There are no guarantees that the Legislature will come through, he said. “We’re going to do the best we can for the people of Bastrop County to try to make those funds available for them.”
He said he’s had conversations with the governor’s and lieutenant governor’s offices about an emergency appropriation for Bastrop, which would get money flowing faster.
For now, the recovery work continues. Tens of thousands of dead and dying trees have been cut down and sent to a private company that turns them into fuel pellets. About 64,000 tons of debris — the remains of hundreds of homes — have been sent to an Austin recycling center and an equal amount should be removed from a site next to Texas 71 by March, said Mike Fisher, Bastrop County’s emergency management coordinator.
And 300,000 native loblolly pine seedlings are now in the ground, covering more than 500 acres in the state park and on private land, said Jim Rooni, chief regional forester for the Texas A&M Forest Service. More seedlings are coming before the winter planting season ends, and Fisher said letters are being mailed to about 900 property owners to ask permission to plant on their land by the end of January.
Construction crews are busy throughout the county, and Beckett said 715 homes have been rebuilt so far.

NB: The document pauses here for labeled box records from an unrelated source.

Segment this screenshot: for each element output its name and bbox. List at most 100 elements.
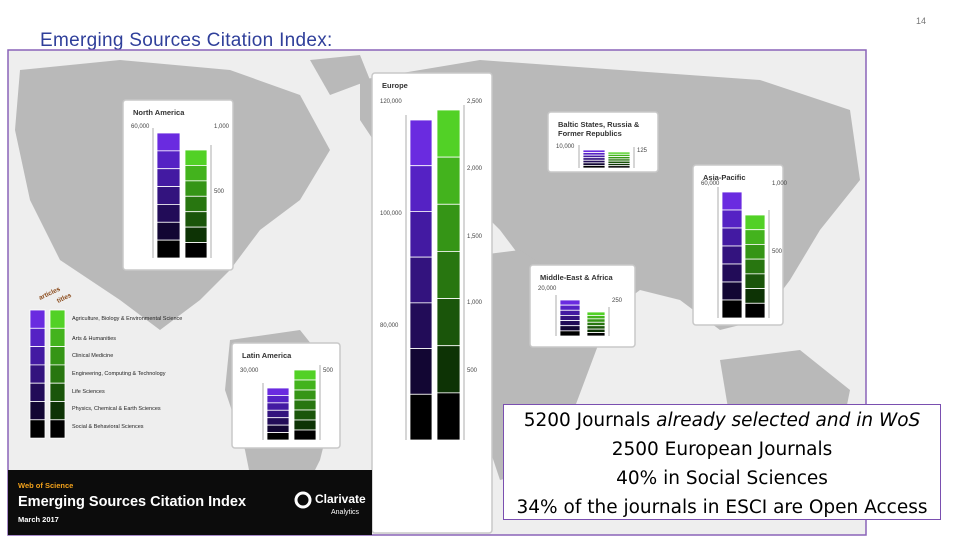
- banner-bg: [8, 470, 372, 535]
- bar-segment: [156, 168, 181, 187]
- panel-title: Baltic States, Russia &: [558, 120, 640, 129]
- bar-segment: [586, 311, 606, 316]
- axis-label: 80,000: [380, 323, 399, 329]
- bar-segment: [721, 299, 743, 319]
- axis-label: 1,500: [467, 234, 483, 240]
- panel-title: Middle-East & Africa: [540, 273, 613, 282]
- axis-label: 500: [772, 249, 783, 255]
- legend-swatch: [29, 327, 46, 347]
- bar-segment: [744, 288, 766, 304]
- callout-line: 40% in Social Sciences: [616, 468, 828, 489]
- bar-segment: [559, 325, 581, 332]
- bar-segment: [607, 165, 631, 169]
- axis-label: 500: [467, 368, 478, 374]
- page-number: 14: [916, 16, 927, 26]
- bar-segment: [436, 251, 461, 299]
- legend-label: Arts & Humanities: [72, 336, 116, 342]
- bar-segment: [184, 195, 208, 213]
- bar-segment: [156, 132, 181, 152]
- bar-segment: [744, 244, 766, 260]
- region-panel: [547, 111, 659, 173]
- bar-segment: [436, 109, 461, 158]
- bar-segment: [744, 258, 766, 275]
- axis-label: 1,000: [467, 300, 483, 306]
- bar-segment: [586, 318, 606, 323]
- panel-title: Former Republics: [558, 129, 622, 138]
- bar-segment: [293, 409, 317, 421]
- axis-label: 100,000: [380, 211, 402, 217]
- bar-segment: [436, 392, 461, 441]
- bar-segment: [409, 211, 433, 258]
- bar-segment: [721, 191, 743, 211]
- axis-label: 250: [612, 298, 623, 304]
- legend-label: Social & Behavioral Sciences: [72, 424, 144, 430]
- bar-segment: [266, 432, 290, 441]
- legend-label: Life Sciences: [72, 389, 105, 395]
- legend-swatch: [49, 346, 66, 366]
- bar-segment: [156, 186, 181, 205]
- bar-segment: [156, 239, 181, 259]
- legend-swatch: [29, 401, 46, 421]
- bar-segment: [559, 299, 581, 306]
- bar-segment: [586, 321, 606, 327]
- bar-segment: [184, 180, 208, 197]
- legend-swatch: [29, 309, 46, 329]
- bar-segment: [409, 256, 433, 304]
- panel-title: North America: [133, 108, 185, 117]
- axis-label: 10,000: [556, 144, 575, 150]
- bar-segment: [184, 242, 208, 259]
- bar-segment: [156, 204, 181, 223]
- bar-segment: [184, 165, 208, 182]
- bar-segment: [409, 302, 433, 349]
- axis-label: 125: [637, 148, 648, 154]
- bar-segment: [266, 424, 290, 433]
- logo-name: Clarivate: [315, 492, 366, 506]
- axis-label: 120,000: [380, 99, 402, 105]
- bar-segment: [744, 229, 766, 245]
- bar-segment: [184, 149, 208, 166]
- legend-swatch: [49, 401, 66, 421]
- bar-segment: [156, 221, 181, 241]
- axis-label: 20,000: [538, 286, 557, 292]
- bar-segment: [184, 211, 208, 228]
- bar-segment: [436, 203, 461, 252]
- bar-segment: [586, 332, 606, 337]
- bar-segment: [559, 320, 581, 327]
- axis-label: 1,000: [772, 181, 788, 187]
- legend-swatch: [49, 364, 66, 384]
- bar-segment: [266, 395, 290, 404]
- bar-segment: [266, 402, 290, 411]
- bar-segment: [582, 165, 606, 169]
- callout: 5200 Journals already selected and in Wo…: [503, 404, 941, 520]
- axis-label: 500: [214, 189, 225, 195]
- bar-segment: [184, 226, 208, 243]
- callout-line: 34% of the journals in ESCI are Open Acc…: [516, 497, 928, 518]
- axis-label: 500: [323, 368, 334, 374]
- bar-segment: [744, 273, 766, 289]
- axis-label: 1,000: [214, 124, 230, 130]
- bar-segment: [436, 298, 461, 347]
- panel-title: Europe: [382, 81, 408, 90]
- axis-label: 2,500: [467, 99, 483, 105]
- bar-segment: [559, 315, 581, 321]
- legend-label: Engineering, Computing & Technology: [72, 371, 166, 377]
- bar-segment: [559, 330, 581, 337]
- bar-segment: [721, 245, 743, 265]
- legend-swatch: [29, 382, 46, 402]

The General Land Office, which received nearly $20 million in federal housing money for Bastrop, thinks it can build or rehabilitate about 150 homes and is now sifting through about 200 applications, said Heather Claybrook with the office’s disaster recovery program.
Claybrook said meeting all the federal requirements has been a slow process — “a lot has to take place before you see hammers swinging,” she said — but construction on the first homes should begin in late February or early March.